THE BOOM OF OENOTOURISM IN PROVENCE
If you are told about Provence, you will certainly conjure cicadas/locusts, lavender fields as far as the eye can see, olive trees or even calissons (traditional French candy). But what makes up to the reputation of this region are its vineyards, which spread over more than 200Km that makes Provence the world capital of Rosé, with 88% of its wine production.
Why wine tourism is booming?
Wine tourism is more than just a discovery as it is an experience in itself. What better than going back to the origins of wine, discovering ancestral secrets and go experience its terroir to understand it? This is what Provençal wine tourism offers you, all in one of the most beautiful landscapes of France which we openly recognize its winemakers with a warm welcome.
Today wine tourism attracts more than 7.5 million visitors a year in France and it does not stop there.

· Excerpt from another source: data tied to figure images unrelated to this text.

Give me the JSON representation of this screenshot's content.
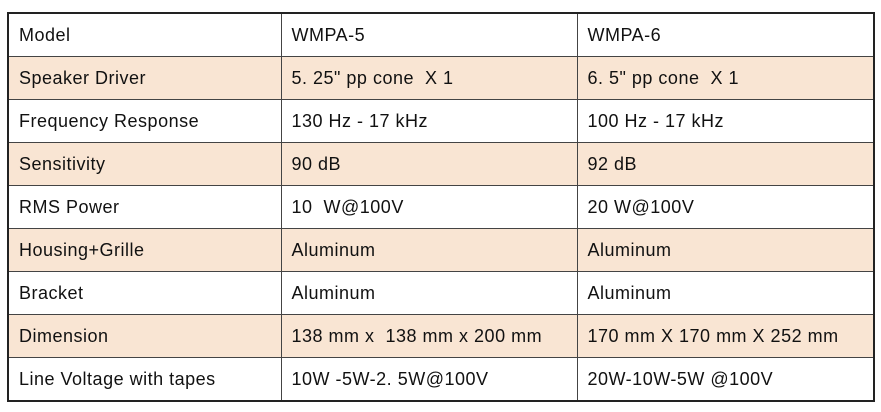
{
  "table": {
    "rows": [
      [
        "Model",
        "WMPA-5",
        "WMPA-6"
      ],
      [
        "Speaker Driver",
        "5. 25\" pp cone  X 1",
        "6. 5\" pp cone  X 1"
      ],
      [
        "Frequency Response",
        "130 Hz - 17 kHz",
        "100 Hz - 17 kHz"
      ],
      [
        "Sensitivity",
        "90 dB",
        "92 dB"
      ],
      [
        "RMS Power",
        "10  W@100V",
        "20 W@100V"
      ],
      [
        "Housing+Grille",
        "Aluminum",
        "Aluminum"
      ],
      [
        "Bracket",
        "Aluminum",
        "Aluminum"
      ],
      [
        "Dimension",
        "138 mm x  138 mm x 200 mm",
        "170 mm X 170 mm X 252 mm"
      ],
      [
        "Line Voltage with tapes",
        "10W -5W-2. 5W@100V",
        "20W-10W-5W @100V"
      ]
    ]
  }
}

This is a real opportunity for our terroirs that the winemakers have understood and enjoyed.
Provence: A Wine Terroir
Provence has a millenary wine-making tradition that has been built around sumptuous landscapes both inland and on the Mediterranean coast. The wine route of Provence will take you through mountains, seas, villages and hills. With more than 440 estates, wineries and cooperatives, the vineyard of Provence guarantees you a unique experience of great quality that you will not dispute under any circumstances
What is the driving force behind Provencal wine tourism?
Provence has thousands of domains and castles as well as dozens of AOC’s. For Provence, the driving force of the merging wine tourism is first and foremost the landscapes offered by the Provencal vineyards to the public and its terroir.
Provence is certainly the No.1 producer of rosé in France but it should not be forgotten that the region of the cicadas is able to produce very good white and red wines with the aspect before all quantitative.
Provençal winemakers also face another major challenge: that of highlighting its exceptional places whose heritage is too proudly claimed which are the hillsides, the mountain of Cézanne, Sainte Victoire or Cassis. Wine estates can be discovered by foot, by bike, horseback or even by boat for the coastal sites.
Provence tourism contributes greatly to the development of wine tourism activities of its winemakers in order to accompany them one by one in the development of their activity and their projects. In the south, the wine regions are experiencing a growing industrialization. But, this is not the case of Provence, which is just beginning to promote its wine terroir, capable of attracting crowds from across the world.
Although Provence is on a good start, it still has a long way to go. Indeed, the latter has not yet developed tourist services because the majority of them are made without making appointments, to bring a lack of availability from the vineyards which are a minor inconvenience that Provençal estates are able to solve for the greatest happiness of wine lovers.